## **Loading the Reuters dataset**

In [0]:
from keras.datasets import reuters

In [0]:
(train_data, train_labels) , (test_data , test_labels) = reuters.load_data(num_words=10000)

In [5]:
len(train_data)

8982

In [6]:
len(test_data)

2246

In [7]:
train_data[10]

[1,
 245,
 273,
 207,
 156,
 53,
 74,
 160,
 26,
 14,
 46,
 296,
 26,
 39,
 74,
 2979,
 3554,
 14,
 46,
 4689,
 4329,
 86,
 61,
 3499,
 4795,
 14,
 61,
 451,
 4329,
 17,
 12]

# **Decoding newswires back to text**

In [0]:
word_index = reuters.get_word_index()
reverse_word_index = dict([(value,key) for (key, value) in word_index.items()])
decoded_newswire = ' '.join([reverse_word_index.get(i -3, '?') for i in train_data[0]])

In [10]:
decoded_newswire

'? ? ? said as a result of its december acquisition of space co it expects earnings per share in 1987 of 1 15 to 1 30 dlrs per share up from 70 cts in 1986 the company said pretax net should rise to nine to 10 mln dlrs from six mln dlrs in 1986 and rental operation revenues to 19 to 22 mln dlrs from 12 5 mln dlrs it said cash flow per share this year should be 2 50 to three dlrs reuter 3'

In [11]:
train_labels[10]

3

## **Vectorizing the Data**
Encoding the data

In [0]:
import numpy as np

In [0]:
def vectorize_sequences(sequences, dimension= 10000):
  results = np.zeros((len(sequences), dimension))
  for i, sequence in enumerate(sequences) :
    results[i, sequence] = 1.
  return results

In [0]:
x_train = vectorize_sequences(train_data)
x_test = vectorize_sequences(test_data)

# **Building your network**
Model definition

In [0]:
from keras import models
from keras import layers

In [0]:
model = models.Sequential()
model.add(layers.Dense(64, activation='relu', input_shape =(10000,)))
model.add(layers.Dense(64, activation='relu'))
model.add(layers.Dense(46, activation='softmax'))

# **There are two other things you should note about this architecture:**

 You end the network with a Dense layer of size 46. This means for each input
sample, the network will output a 46-dimensional vector.
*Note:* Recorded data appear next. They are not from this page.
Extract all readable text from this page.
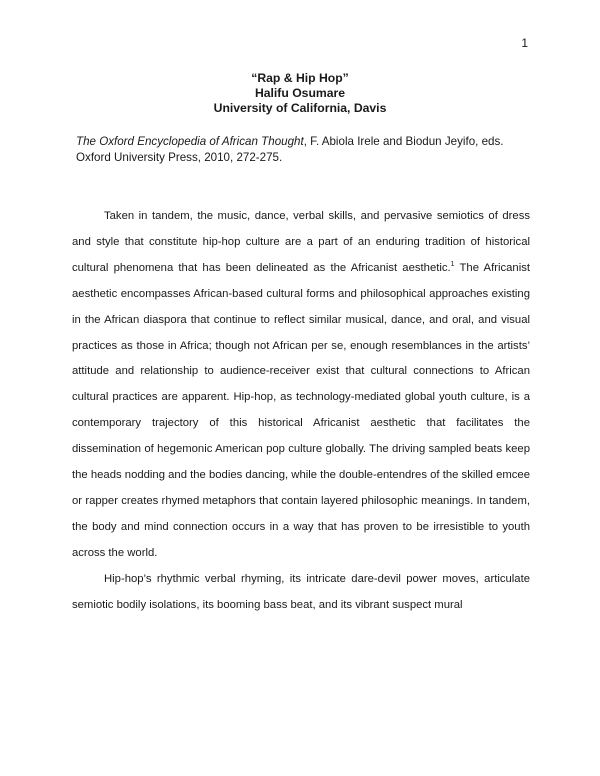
1
“Rap & Hip Hop”
Halifu Osumare
University of California, Davis
The Oxford Encyclopedia of African Thought, F. Abiola Irele and Biodun Jeyifo, eds. Oxford University Press, 2010, 272-275.

Taken in tandem, the music, dance, verbal skills, and pervasive semiotics of dress and style that constitute hip-hop culture are a part of an enduring tradition of historical cultural phenomena that has been delineated as the Africanist aesthetic.$^1$ The Africanist aesthetic encompasses African-based cultural forms and philosophical approaches existing in the African diaspora that continue to reflect similar musical, dance, and oral, and visual practices as those in Africa; though not African per se, enough resemblances in the artists’ attitude and relationship to audience-receiver exist that cultural connections to African cultural practices are apparent. Hip-hop, as technology-mediated global youth culture, is a contemporary trajectory of this historical Africanist aesthetic that facilitates the dissemination of hegemonic American pop culture globally. The driving sampled beats keep the heads nodding and the bodies dancing, while the double-entendres of the skilled emcee or rapper creates rhymed metaphors that contain layered philosophic meanings. In tandem, the body and mind connection occurs in a way that has proven to be irresistible to youth across the world.

Hip-hop’s rhythmic verbal rhyming, its intricate dare-devil power moves, articulate semiotic bodily isolations, its booming bass beat, and its vibrant suspect mural
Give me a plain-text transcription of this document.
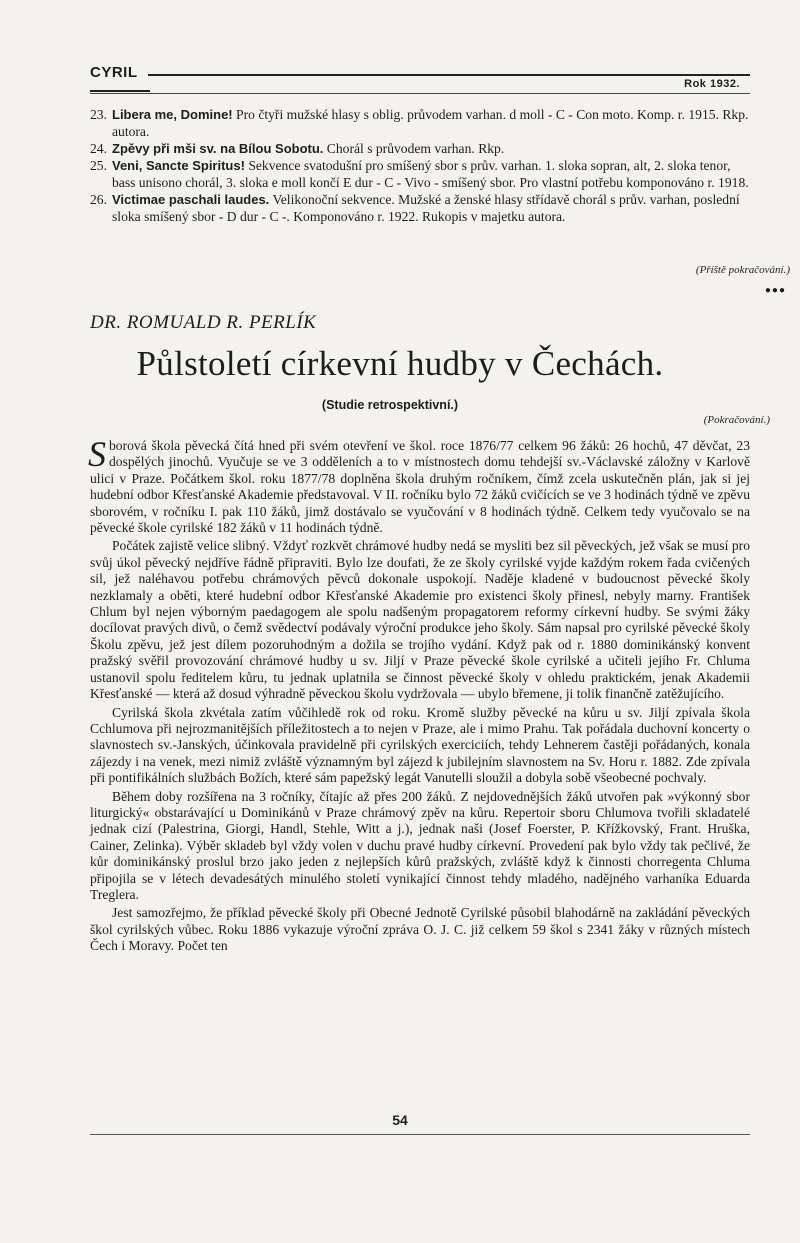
CYRIL
Rok 1932.
23. Libera me, Domine! Pro čtyři mužské hlasy s oblig. průvodem varhan. d moll - C - Con moto. Komp. r. 1915. Rkp. autora.
24. Zpěvy při mši sv. na Bílou Sobotu. Chorál s průvodem varhan. Rkp.
25. Veni, Sancte Spiritus! Sekvence svatodušní pro smíšený sbor s prův. varhan. 1. sloka sopran, alt, 2. sloka tenor, bass unisono chorál, 3. sloka e moll končí E dur - C - Vivo - smíšený sbor. Pro vlastní potřebu komponováno r. 1918.
26. Victimae paschali laudes. Velikonoční sekvence. Mužské a ženské hlasy střídavě chorál s prův. varhan, poslední sloka smíšený sbor - D dur - C -. Komponováno r. 1922. Rukopis v majetku autora.
(Příště pokračování.)
●●●
DR. ROMUALD R. PERLÍK
Půlstoletí církevní hudby v Čechách.
(Studie retrospektivní.)
(Pokračování.)

Sborová škola pěvecká čítá hned při svém otevření ve škol. roce 1876/77 celkem 96 žáků: 26 hochů, 47 děvčat, 23 dospělých jinochů. Vyučuje se ve 3 odděleních a to v místnostech domu tehdejší sv.-Václavské záložny v Karlově ulici v Praze. Počátkem škol. roku 1877/78 doplněna škola druhým ročníkem, čímž zcela uskutečněn plán, jak si jej hudební odbor Křesťanské Akademie představoval. V II. ročníku bylo 72 žáků cvičících se ve 3 hodinách týdně ve zpěvu sborovém, v ročníku I. pak 110 žáků, jimž dostávalo se vyučování v 8 hodinách týdně. Celkem tedy vyučovalo se na pěvecké škole cyrilské 182 žáků v 11 hodinách týdně.

Počátek zajistě velice slibný. Vždyť rozkvět chrámové hudby nedá se mysliti bez sil pěveckých, jež však se musí pro svůj úkol pěvecký nejdříve řádně připraviti. Bylo lze doufati, že ze školy cyrilské vyjde každým rokem řada cvičených sil, jež naléhavou potřebu chrámových pěvců dokonale uspokojí. Naděje kladené v budoucnost pěvecké školy nezklamaly a oběti, které hudební odbor Křesťanské Akademie pro existenci školy přinesl, nebyly marny. František Chlum byl nejen výborným paedagogem ale spolu nadšeným propagatorem reformy církevní hudby. Se svými žáky docílovat pravých divů, o čemž svědectví podávaly výroční produkce jeho školy. Sám napsal pro cyrilské pěvecké školy Školu zpěvu, jež jest dílem pozoruhodným a dožila se trojího vydání. Když pak od r. 1880 dominikánský konvent pražský svěřil provozování chrámové hudby u sv. Jiljí v Praze pěvecké škole cyrilské a učiteli jejího Fr. Chluma ustanovil spolu ředitelem kůru, tu jednak uplatnila se činnost pěvecké školy v ohledu praktickém, jenak Akademii Křesťanské — která až dosud výhradně pěveckou školu vydržovala — ubylo břemene, ji tolik finančně zatěžujícího.

Cyrilská škola zkvétala zatím vůčihledě rok od roku. Kromě služby pěvecké na kůru u sv. Jiljí zpívala škola Cchlumova při nejrozmanitějších příležitostech a to nejen v Praze, ale i mimo Prahu. Tak pořádala duchovní koncerty o slavnostech sv.-Janských, účinkovala pravidelně při cyrilských exerciciích, tehdy Lehnerem častěji pořádaných, konala zájezdy i na venek, mezi nimiž zvláště významným byl zájezd k jubilejním slavnostem na Sv. Horu r. 1882. Zde zpívala při pontifikálních službách Božích, které sám papežský legát Vanutelli sloužil a dobyla sobě všeobecné pochvaly.

Během doby rozšířena na 3 ročníky, čítajíc až přes 200 žáků. Z nejdovednějších žáků utvořen pak »výkonný sbor liturgický« obstarávající u Dominikánů v Praze chrámový zpěv na kůru. Repertoir sboru Chlumova tvořili skladatelé jednak cizí (Palestrina, Giorgi, Handl, Stehle, Witt a j.), jednak naši (Josef Foerster, P. Křížkovský, Frant. Hruška, Cainer, Zelinka). Výběr skladeb byl vždy volen v duchu pravé hudby církevní. Provedení pak bylo vždy tak pečlivé, že kůr dominikánský proslul brzo jako jeden z nejlepších kůrů pražských, zvláště když k činnosti chorregenta Chluma připojila se v létech devadesátých minulého století vynikající činnost tehdy mladého, nadějného varhaníka Eduarda Treglera.

Jest samozřejmo, že příklad pěvecké školy při Obecné Jednotě Cyrilské působil blahodárně na zakládání pěveckých škol cyrilských vůbec. Roku 1886 vykazuje výroční zpráva O. J. C. již celkem 59 škol s 2341 žáky v různých místech Čech i Moravy. Počet ten

54
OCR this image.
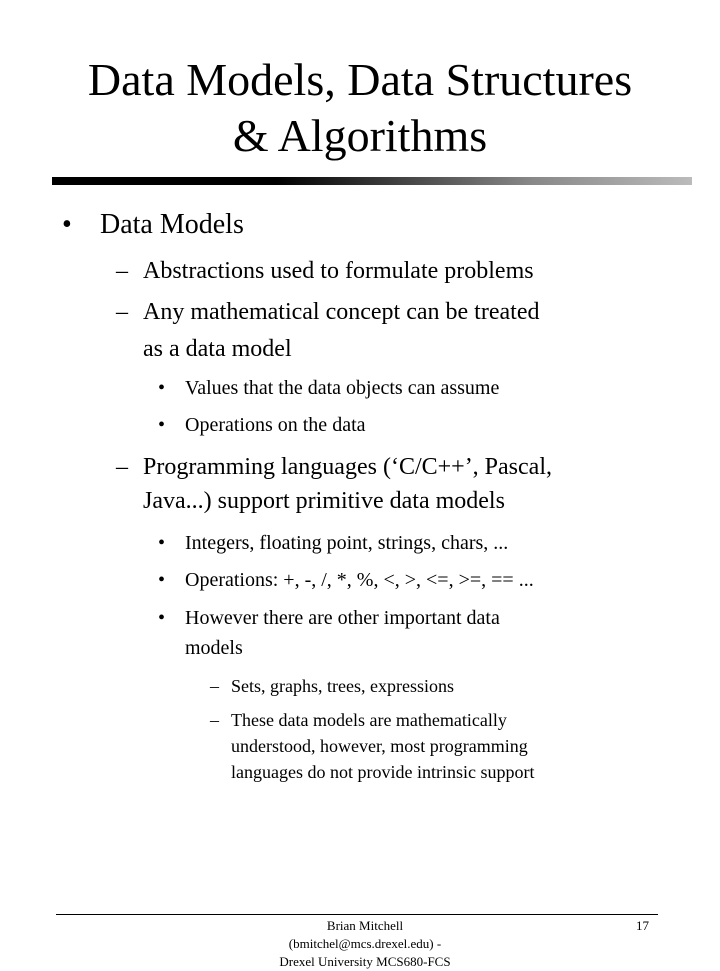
Data Models, Data Structures
& Algorithms
• Data Models
– Abstractions used to formulate problems
– Any mathematical concept can be treated
as a data model
• Values that the data objects can assume
• Operations on the data
– Programming languages (‘C/C++’, Pascal,
Java...) support primitive data models
• Integers, floating point, strings, chars, ...
• Operations: +, -, /, *, %, <, >, <=, >=, == ...
• However there are other important data
models
– Sets, graphs, trees, expressions
– These data models are mathematically
understood, however, most programming
languages do not provide intrinsic support
Brian Mitchell
(bmitchel@mcs.drexel.edu) -
Drexel University MCS680-FCS
17
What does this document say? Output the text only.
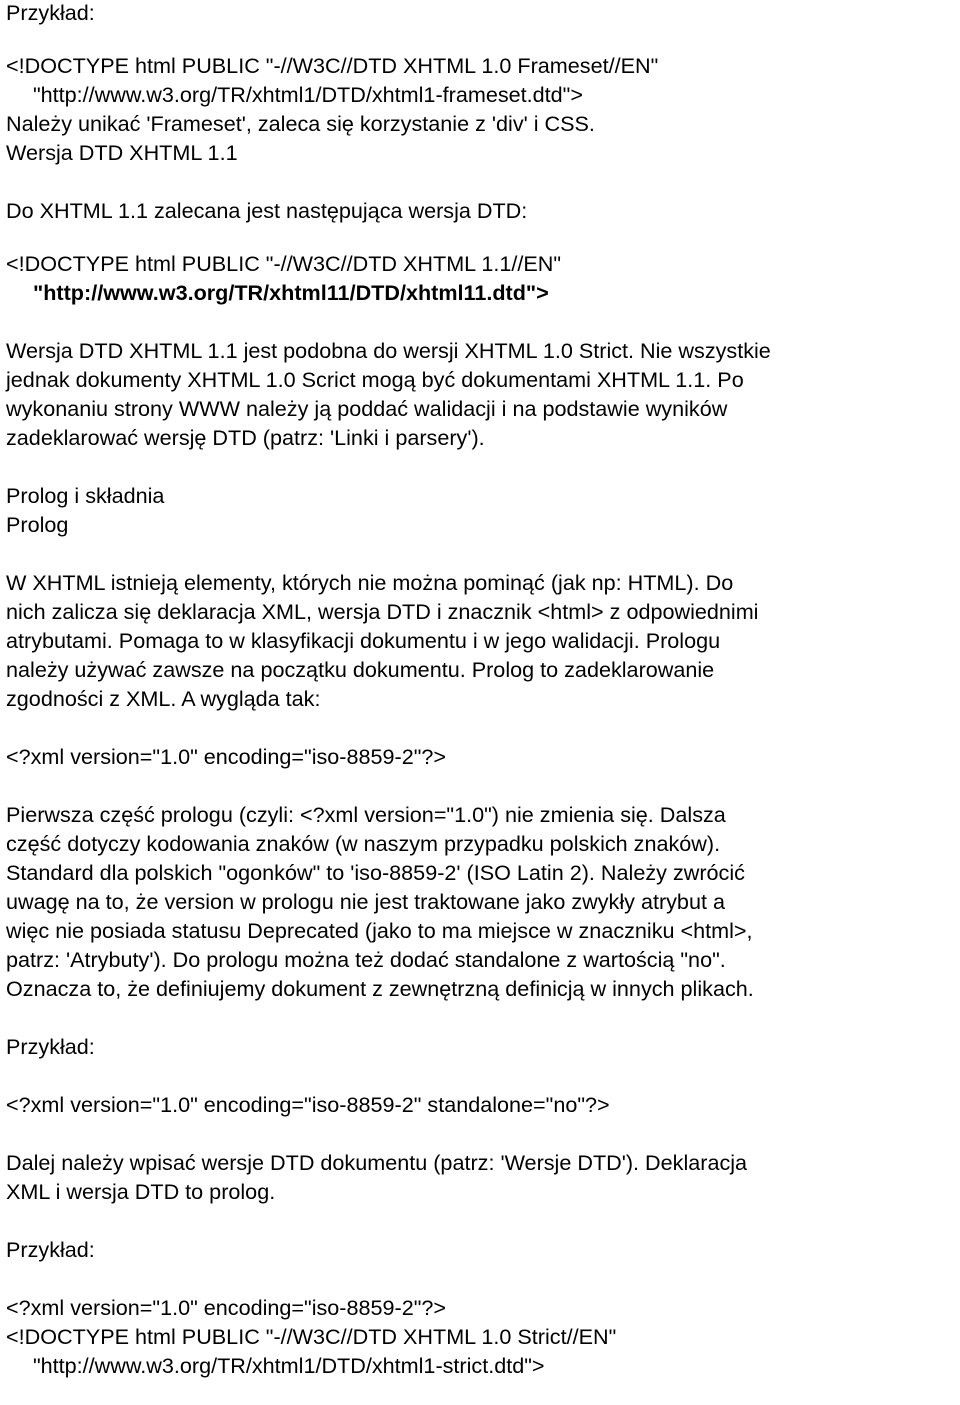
Przykład:
<!DOCTYPE html PUBLIC "-//W3C//DTD XHTML 1.0 Frameset//EN"
"http://www.w3.org/TR/xhtml1/DTD/xhtml1-frameset.dtd">
Należy unikać 'Frameset', zaleca się korzystanie z 'div' i CSS.
Wersja DTD XHTML 1.1
Do XHTML 1.1 zalecana jest następująca wersja DTD:
<!DOCTYPE html PUBLIC "-//W3C//DTD XHTML 1.1//EN"
"http://www.w3.org/TR/xhtml11/DTD/xhtml11.dtd">
Wersja DTD XHTML 1.1 jest podobna do wersji XHTML 1.0 Strict. Nie wszystkie
jednak dokumenty XHTML 1.0 Scrict mogą być dokumentami XHTML 1.1. Po
wykonaniu strony WWW należy ją poddać walidacji i na podstawie wyników
zadeklarować wersję DTD (patrz: 'Linki i parsery').
Prolog i składnia
Prolog
W XHTML istnieją elementy, których nie można pominąć (jak np: HTML). Do
nich zalicza się deklaracja XML, wersja DTD i znacznik <html> z odpowiednimi
atrybutami. Pomaga to w klasyfikacji dokumentu i w jego walidacji. Prologu
należy używać zawsze na początku dokumentu. Prolog to zadeklarowanie
zgodności z XML. A wygląda tak:
<?xml version="1.0" encoding="iso-8859-2"?>
Pierwsza część prologu (czyli: <?xml version="1.0") nie zmienia się. Dalsza
część dotyczy kodowania znaków (w naszym przypadku polskich znaków).
Standard dla polskich "ogonków" to 'iso-8859-2' (ISO Latin 2). Należy zwrócić
uwagę na to, że version w prologu nie jest traktowane jako zwykły atrybut a
więc nie posiada statusu Deprecated (jako to ma miejsce w znaczniku <html>,
patrz: 'Atrybuty'). Do prologu można też dodać standalone z wartością "no".
Oznacza to, że definiujemy dokument z zewnętrzną definicją w innych plikach.
Przykład:
<?xml version="1.0" encoding="iso-8859-2" standalone="no"?>
Dalej należy wpisać wersje DTD dokumentu (patrz: 'Wersje DTD'). Deklaracja
XML i wersja DTD to prolog.
Przykład:
<?xml version="1.0" encoding="iso-8859-2"?>
<!DOCTYPE html PUBLIC "-//W3C//DTD XHTML 1.0 Strict//EN"
"http://www.w3.org/TR/xhtml1/DTD/xhtml1-strict.dtd">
Each entry in this vector (each dimension) will encode a different output class.

 The last layer uses a softmax activation. You saw this pattern in the MNIST
example. It means the network will output a probability distribution over the 46
different output classes—for every input sample, the network will produce a 46-
dimensional output vector, where output[i] is the probability that the sample
belongs to class i. The 46 scores will sum to 1.

The best loss function to use in this case is categorical_crossentropy. It measures the distance between two probability distributions: here, between the probability distribution output by the network and the true distribution of the labels. By minimizing the distance between these two distributions, you train the network to output something as close as possible to the true labels.